中華大衆食堂「悠」の看板やメニューが日本語に書かれていた事に、その当時心の奥底で驚いたものだ。
転生や召喚された者は例外なく、異世界の言葉や言語が地球のそれと同じく見聞き出来る仕様となってるのに、それがなかった。
「あの当時は驚いたものです」
「それはこっちも同じだ。まぁこの出会いのお陰で、良い香辛料が手に入って助かってるがな」
こちらの世界では、香辛料は高価で地球の大航海時代と同じく高値で取引している。
だが、それではラーメンを含め中華なんて出せない。

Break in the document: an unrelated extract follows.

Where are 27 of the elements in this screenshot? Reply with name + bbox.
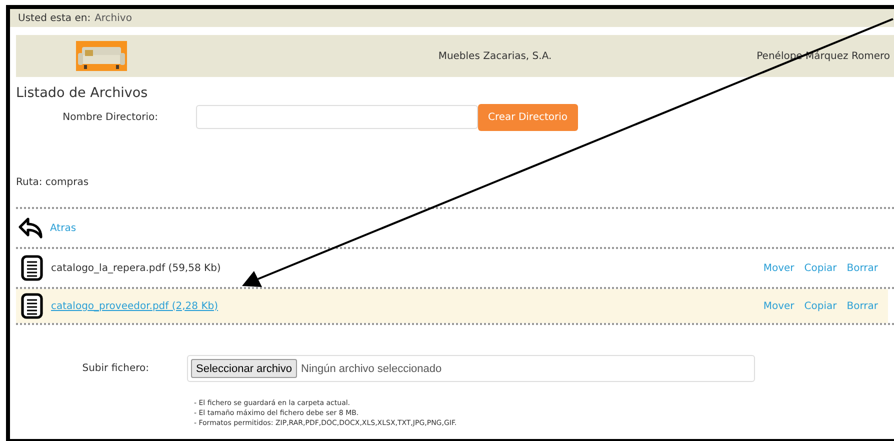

カイトと出会うまでは自分の技術で取り寄せてはいたが、カイトの作る香辛料を含め他の食材の質の方が断然良い。
「こっちだって助かってるさ。材料は用意出来てもユウマみたいな料理人には敵わないからね」
「中華限定ですけど」
「何を言うか。こっちに来て一番困った事は何か?それは食事だよ。今では、こういう風に食べれるが、それまでは思考錯誤の連続だった」
その一旦が、カイトにとってカレーだ。だが、それでも日本にいた頃に味わっていたカレーには負けてしまう。
それにラーメンもそうだ。スープもそうだが、麺が出来ない。どうしても納得いくものが出来ない。ユウマの中華を食べる度に痛感してしまう。